I am trying to make a power analysis for a future clinical trial in which two proportions are to be compared. The analysis to be done is a non-inferiority analysis, i.e., it will be a one sided test for proportions difference, and the difference of proportions will be compared to a non-inferiority margin. The null hypothesis is P1-P2=-0.02, while the alternative hypothesis will be P1-P2>-0.02. The proportion in the first group (control) is assumed to be 8% while in the treatment group 6% (a smaller proportion is better).

 

I wrote this simulation, very much based on Rick Wicklin's example which I read in his book (that's why I publish this on this board, hoping that Rick will see this). The simulation ran and I got results, however, three problems occurred:

 

1. The results differ significantly from the results obtained from a sample size software, which used a formula rather than a simulation. The sample size in my simulation turned out to be much higher (about 300 subjects more overall).

 

2. I saved not only the P-Values of the non-inferiority test, but also the lower limit of the corresponding CI, which is a common practice which I saw in several articles. I expected the two methods to give the exact same results. But they don't. Not exactly.

 

3. I tried using PROC POWER to comapre the simulation results, but I keep getting an error saying: "NTOTAL is not available as a result option for TEST=." despite copying my code from the SAS documentation examples and changing the numbers only.
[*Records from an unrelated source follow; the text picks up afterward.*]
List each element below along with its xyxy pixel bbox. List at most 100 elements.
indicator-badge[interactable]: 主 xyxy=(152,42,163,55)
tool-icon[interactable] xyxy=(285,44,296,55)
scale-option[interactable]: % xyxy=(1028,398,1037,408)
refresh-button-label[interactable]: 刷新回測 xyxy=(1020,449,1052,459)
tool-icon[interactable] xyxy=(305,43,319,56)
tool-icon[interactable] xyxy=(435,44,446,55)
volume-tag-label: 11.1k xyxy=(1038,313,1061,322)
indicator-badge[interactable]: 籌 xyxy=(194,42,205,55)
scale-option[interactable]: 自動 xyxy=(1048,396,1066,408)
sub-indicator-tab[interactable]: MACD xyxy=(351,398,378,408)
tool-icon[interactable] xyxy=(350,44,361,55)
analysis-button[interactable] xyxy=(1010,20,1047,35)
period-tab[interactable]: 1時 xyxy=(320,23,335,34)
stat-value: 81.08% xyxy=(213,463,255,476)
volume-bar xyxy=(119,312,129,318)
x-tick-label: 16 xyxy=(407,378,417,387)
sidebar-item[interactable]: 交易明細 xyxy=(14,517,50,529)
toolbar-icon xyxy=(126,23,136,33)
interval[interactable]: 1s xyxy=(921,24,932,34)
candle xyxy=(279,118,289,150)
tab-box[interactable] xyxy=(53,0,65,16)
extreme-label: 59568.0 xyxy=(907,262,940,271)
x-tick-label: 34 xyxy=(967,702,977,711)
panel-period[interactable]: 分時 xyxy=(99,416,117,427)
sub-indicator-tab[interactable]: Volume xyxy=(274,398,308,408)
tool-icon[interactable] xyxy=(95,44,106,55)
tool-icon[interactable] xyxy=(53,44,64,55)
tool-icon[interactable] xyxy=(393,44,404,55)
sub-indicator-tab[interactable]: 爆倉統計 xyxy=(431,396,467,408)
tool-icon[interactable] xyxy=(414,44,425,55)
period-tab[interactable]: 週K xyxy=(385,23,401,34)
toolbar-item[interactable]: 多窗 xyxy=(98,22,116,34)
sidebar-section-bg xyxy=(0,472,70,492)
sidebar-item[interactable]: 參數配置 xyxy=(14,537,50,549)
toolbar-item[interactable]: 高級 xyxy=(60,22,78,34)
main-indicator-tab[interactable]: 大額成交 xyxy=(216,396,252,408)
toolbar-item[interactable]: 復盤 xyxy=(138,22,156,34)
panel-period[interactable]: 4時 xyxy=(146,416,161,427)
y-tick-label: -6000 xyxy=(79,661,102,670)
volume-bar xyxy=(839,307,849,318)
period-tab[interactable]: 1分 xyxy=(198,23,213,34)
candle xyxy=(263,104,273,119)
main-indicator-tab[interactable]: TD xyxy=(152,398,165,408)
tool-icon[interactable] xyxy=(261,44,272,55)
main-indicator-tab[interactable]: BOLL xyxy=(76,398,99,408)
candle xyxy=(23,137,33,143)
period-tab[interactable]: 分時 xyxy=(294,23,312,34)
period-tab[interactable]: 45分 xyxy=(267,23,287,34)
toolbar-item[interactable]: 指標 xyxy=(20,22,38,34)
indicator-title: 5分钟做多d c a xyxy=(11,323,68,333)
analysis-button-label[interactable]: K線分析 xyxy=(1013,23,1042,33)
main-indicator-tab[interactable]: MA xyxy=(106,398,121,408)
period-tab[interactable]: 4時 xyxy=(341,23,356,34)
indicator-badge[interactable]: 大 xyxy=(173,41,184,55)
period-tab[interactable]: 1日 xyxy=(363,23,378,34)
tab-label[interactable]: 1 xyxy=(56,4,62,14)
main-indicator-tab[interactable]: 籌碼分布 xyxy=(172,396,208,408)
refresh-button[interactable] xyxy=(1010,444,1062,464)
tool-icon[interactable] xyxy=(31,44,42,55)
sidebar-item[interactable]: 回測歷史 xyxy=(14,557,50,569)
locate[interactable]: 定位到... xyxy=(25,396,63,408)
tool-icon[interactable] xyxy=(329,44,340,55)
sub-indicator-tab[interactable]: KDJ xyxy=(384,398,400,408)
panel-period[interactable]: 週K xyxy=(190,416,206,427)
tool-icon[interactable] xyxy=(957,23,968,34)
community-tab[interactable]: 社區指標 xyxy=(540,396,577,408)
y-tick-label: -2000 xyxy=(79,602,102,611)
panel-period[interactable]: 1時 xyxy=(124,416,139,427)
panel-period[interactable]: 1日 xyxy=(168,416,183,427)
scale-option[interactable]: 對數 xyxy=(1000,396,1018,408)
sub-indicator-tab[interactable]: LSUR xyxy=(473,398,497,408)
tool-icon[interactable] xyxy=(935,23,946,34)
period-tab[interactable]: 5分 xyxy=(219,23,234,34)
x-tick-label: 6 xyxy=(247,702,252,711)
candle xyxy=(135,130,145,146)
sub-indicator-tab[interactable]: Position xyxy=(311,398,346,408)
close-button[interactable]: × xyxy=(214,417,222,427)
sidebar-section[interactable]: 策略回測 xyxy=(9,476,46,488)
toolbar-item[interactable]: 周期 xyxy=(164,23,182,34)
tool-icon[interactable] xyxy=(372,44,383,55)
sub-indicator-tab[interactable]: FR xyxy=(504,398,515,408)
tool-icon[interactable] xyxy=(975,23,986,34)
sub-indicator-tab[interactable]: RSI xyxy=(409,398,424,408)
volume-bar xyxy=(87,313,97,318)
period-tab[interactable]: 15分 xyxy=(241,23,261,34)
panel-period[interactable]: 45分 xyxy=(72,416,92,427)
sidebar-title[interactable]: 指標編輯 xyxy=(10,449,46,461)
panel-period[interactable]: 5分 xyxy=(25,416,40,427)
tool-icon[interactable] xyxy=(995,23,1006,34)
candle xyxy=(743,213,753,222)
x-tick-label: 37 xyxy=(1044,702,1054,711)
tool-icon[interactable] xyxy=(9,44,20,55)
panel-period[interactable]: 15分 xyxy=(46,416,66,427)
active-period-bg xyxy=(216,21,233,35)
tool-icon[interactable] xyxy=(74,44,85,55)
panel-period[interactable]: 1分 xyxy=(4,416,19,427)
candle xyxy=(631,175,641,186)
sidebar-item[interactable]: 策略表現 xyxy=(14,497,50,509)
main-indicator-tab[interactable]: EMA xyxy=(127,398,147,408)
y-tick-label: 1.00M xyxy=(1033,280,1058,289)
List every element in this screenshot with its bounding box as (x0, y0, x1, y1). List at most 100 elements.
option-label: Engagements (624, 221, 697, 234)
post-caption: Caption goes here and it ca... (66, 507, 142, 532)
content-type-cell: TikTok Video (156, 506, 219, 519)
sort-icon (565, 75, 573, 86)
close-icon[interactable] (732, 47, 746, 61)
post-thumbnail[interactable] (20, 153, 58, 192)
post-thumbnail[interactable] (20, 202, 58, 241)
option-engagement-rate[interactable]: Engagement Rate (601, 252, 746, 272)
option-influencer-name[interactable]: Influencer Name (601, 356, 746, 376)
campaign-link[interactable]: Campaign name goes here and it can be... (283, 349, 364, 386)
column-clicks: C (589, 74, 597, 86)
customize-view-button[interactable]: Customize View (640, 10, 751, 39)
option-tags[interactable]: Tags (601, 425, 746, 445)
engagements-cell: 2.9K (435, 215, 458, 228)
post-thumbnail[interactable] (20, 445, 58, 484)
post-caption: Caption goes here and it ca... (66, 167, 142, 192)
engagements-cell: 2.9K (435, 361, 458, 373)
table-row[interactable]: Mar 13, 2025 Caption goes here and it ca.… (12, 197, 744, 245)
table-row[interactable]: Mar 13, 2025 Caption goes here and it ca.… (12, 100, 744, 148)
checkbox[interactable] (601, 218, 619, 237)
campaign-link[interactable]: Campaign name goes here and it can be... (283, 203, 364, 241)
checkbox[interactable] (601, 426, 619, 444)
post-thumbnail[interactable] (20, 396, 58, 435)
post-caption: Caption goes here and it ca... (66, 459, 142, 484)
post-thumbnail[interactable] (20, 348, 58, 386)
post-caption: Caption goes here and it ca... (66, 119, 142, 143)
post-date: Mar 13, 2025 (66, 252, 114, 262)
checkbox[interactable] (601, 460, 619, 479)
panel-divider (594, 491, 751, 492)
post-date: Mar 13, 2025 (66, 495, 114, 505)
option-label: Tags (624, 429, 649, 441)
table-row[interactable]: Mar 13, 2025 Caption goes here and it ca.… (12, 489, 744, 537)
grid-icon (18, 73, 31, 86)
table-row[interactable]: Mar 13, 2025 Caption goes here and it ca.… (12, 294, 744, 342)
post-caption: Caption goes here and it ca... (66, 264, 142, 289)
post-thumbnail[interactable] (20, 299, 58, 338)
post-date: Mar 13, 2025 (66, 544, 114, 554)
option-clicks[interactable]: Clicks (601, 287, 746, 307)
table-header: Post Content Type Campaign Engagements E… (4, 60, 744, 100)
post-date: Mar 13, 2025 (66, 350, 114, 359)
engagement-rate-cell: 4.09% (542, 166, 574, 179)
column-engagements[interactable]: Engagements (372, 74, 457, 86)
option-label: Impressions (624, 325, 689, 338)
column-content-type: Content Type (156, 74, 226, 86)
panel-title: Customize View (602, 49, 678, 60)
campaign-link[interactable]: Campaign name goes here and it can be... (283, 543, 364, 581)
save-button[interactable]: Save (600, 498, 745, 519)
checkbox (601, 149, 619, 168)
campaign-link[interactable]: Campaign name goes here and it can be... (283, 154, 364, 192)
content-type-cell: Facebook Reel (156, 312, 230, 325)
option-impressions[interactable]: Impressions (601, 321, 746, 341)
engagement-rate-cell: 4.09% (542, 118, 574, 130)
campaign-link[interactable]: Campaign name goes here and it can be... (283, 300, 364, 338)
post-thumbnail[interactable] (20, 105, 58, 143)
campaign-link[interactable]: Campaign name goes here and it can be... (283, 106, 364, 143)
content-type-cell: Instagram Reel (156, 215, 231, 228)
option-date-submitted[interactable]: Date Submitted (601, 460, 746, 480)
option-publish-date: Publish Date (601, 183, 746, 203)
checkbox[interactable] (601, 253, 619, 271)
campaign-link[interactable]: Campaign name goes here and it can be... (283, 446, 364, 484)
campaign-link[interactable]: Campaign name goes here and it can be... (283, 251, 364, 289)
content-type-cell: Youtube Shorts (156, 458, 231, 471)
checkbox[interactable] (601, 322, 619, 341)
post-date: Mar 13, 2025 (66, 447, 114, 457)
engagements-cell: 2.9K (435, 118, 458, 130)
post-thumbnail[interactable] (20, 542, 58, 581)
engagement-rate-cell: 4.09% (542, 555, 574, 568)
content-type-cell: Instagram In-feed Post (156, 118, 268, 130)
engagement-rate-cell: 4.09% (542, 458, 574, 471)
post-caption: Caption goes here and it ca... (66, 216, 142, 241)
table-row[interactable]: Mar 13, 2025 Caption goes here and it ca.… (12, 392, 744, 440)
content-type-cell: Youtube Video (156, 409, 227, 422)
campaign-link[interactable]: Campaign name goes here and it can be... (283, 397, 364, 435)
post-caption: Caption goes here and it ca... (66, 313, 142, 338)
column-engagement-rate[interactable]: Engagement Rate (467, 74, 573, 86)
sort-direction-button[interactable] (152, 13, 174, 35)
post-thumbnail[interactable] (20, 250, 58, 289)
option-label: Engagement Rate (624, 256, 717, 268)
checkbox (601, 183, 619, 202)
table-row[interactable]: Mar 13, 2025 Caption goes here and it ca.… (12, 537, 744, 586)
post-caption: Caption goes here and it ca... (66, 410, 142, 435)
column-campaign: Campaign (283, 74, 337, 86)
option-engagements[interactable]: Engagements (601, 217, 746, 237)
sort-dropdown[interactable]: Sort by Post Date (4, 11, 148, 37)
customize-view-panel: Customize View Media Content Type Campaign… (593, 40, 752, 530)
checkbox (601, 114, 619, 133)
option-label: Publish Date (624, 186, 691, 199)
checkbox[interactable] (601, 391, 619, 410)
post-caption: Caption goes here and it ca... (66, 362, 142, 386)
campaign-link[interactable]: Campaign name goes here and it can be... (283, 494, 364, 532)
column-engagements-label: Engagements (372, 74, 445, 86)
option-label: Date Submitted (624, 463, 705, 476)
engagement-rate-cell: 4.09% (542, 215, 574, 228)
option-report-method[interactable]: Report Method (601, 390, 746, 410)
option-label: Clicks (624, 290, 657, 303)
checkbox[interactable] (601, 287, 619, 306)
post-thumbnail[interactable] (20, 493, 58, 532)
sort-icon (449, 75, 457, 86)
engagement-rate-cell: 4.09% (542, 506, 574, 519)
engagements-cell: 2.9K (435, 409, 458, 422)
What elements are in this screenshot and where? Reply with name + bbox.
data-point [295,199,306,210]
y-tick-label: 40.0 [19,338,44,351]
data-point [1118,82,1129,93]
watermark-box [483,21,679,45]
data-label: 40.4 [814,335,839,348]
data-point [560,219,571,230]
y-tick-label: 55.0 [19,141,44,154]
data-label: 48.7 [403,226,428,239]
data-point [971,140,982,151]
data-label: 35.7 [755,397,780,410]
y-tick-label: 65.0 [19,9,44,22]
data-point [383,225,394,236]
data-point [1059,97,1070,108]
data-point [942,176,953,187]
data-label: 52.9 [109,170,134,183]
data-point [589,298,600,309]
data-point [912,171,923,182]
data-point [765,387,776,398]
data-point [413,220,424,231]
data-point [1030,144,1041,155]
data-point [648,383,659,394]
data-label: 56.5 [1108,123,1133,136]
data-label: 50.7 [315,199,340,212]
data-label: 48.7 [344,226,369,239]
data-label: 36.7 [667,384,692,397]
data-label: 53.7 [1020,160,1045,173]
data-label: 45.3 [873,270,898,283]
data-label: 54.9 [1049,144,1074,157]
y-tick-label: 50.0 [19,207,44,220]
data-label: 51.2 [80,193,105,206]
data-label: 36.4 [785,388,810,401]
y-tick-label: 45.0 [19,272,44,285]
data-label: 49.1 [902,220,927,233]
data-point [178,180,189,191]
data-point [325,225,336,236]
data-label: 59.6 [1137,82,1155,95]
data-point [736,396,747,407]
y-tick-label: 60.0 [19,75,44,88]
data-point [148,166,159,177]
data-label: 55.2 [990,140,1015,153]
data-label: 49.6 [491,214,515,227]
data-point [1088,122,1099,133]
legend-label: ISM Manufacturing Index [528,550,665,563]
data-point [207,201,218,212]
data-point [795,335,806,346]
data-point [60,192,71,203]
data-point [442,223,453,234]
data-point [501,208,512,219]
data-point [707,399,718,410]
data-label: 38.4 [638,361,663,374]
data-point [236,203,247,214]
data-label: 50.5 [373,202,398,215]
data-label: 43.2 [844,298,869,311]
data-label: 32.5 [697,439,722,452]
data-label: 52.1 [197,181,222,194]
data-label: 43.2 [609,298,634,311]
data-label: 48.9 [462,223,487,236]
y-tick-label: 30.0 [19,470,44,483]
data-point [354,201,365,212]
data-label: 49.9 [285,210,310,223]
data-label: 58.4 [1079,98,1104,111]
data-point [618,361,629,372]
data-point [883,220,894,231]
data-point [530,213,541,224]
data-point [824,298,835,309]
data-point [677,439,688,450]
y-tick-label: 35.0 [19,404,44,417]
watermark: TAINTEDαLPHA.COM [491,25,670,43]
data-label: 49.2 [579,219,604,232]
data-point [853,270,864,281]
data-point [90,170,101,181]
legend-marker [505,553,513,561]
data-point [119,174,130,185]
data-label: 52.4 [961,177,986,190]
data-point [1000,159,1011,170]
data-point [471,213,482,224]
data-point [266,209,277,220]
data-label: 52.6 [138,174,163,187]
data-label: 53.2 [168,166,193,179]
Can you kindly assist me in figuring out what is wrong with my simulation ?

 

Thank you in advance

 

%macro ODSOff(); 
	ods graphics off;
	ods exclude all;
	ods noresults;
%mend;

%macro ODSOn(); 
	ods graphics on;
	ods exclude none;
	ods results;
%mend;

/* Macro Variables */
%let NumSamples = 10000;  
%let nimargin = 0.02; /* Non-inferiority margin */
%let negnimargin = -0.02; /* Negative non-inferiority margin */
%let P_SOC = 0.08;    
%let P_Treatment = 0.06;  

/* 1. Simulating N samples of EACH group (Total = 2N) for each sample */
data PowerSizeSim(drop = i);
	call streaminit(321);
	Pc = &P_SOC;                                                        
	Pt = &P_Treatment;                                                      
	do N =  200 to 500 by 25 ;    /* N - sample size per group */
   		do SampleID = 1 to &NumSamples;
      		do i = 1 to N;
         		c = 1; x1 = rand("BERNOULLI", Pc); output;
         		c = 2; x1 = rand("BERNOULLI", Pt); output;
      		end;
   		end;
	end;
run;

data SimulatedData;
	set PowerSizeSim;
	if x1 = 0 then x2 = 1; else if x1=1 then x2 = 0;
	drop Pc Pt;
run;

/* 2. Compute Statistics */
%ODSOff 
proc freq data = SimulatedData;
	by N SampleID;
	table c*x2 / riskdiff(noninf margin=&nimargin method=fm) alpha=0.025;
	ods output PdiffNoninf = NITESTS;
run;
%ODSOn  


/* 3. Construct indicator var for obs that reject H0 */ 
data ResultsSize; 
	set NITESTS; 
	RejectH0 = (PValue <= 0.05);
	LowerCI = (LowerCL >= &negnimargin);
run; 

proc freq data=ResultsSize noprint; 
   by N; 
   tables RejectH0 / out = SimPower(where = (RejectH0 = 1));
   tables LowerCI /  out = SimPowerCI(where = (LowerCI = 1));
run;


/* 4. Output */
title2 'Simulated Power by Sample Size';
proc report data = SimPower;     
   column N PERCENT;
   define N / display 'Sample Size Per Group';            
   define PERCENT / display 'Simulated Power';
run;
title2;


/* PROC Power Validation */
proc power;
    twosamplefreq test = FM groupproportions = (0.08 0.06) nullproportiondiff = -0.02 alpha = 0.025
                  sides = U  power = 0.8 /*ntotal = .*/ NPERGROUP=.;
run;

 

1 ACCEPTED SOLUTION

Accepted Solutions
Rick_SAS
SAS Super FREQ

The simulation part looks okay, so I would review the PROC FREQ / RISKDIFF(...) doc to make sure it is doing what you want. Also, why are you using alpha=0.025 in some places and PVALUE <= 0.05 in another?

 

 

View solution in original post

3 REPLIES 3
Rick_SAS
SAS Super FREQ

The simulation part looks okay, so I would review the PROC FREQ / RISKDIFF(...) doc to make sure it is doing what you want. Also, why are you using alpha=0.025 in some places and PVALUE <= 0.05 in another?

 

 

BlueNose
Quartz | Level 8

Rick, thank you. I think you solved the mystery, well, one of them anyway. I specified alpha=0.025 in order to get a 95% CI, but I forgot to test the P-Value vs 0.025. I changed it now and the results of both the CI and the hypothesis testing are identical. The only thing that is still a mystery is why proc power doesn't want to work, but I guess that with a good simulation in hand, I don't really need it.

Rick_SAS
SAS Super FREQ

Unfortunately, I do not know PROC POWER well enough to advise you. But you could try posting just that question to the SAS Statistical Procedures Community.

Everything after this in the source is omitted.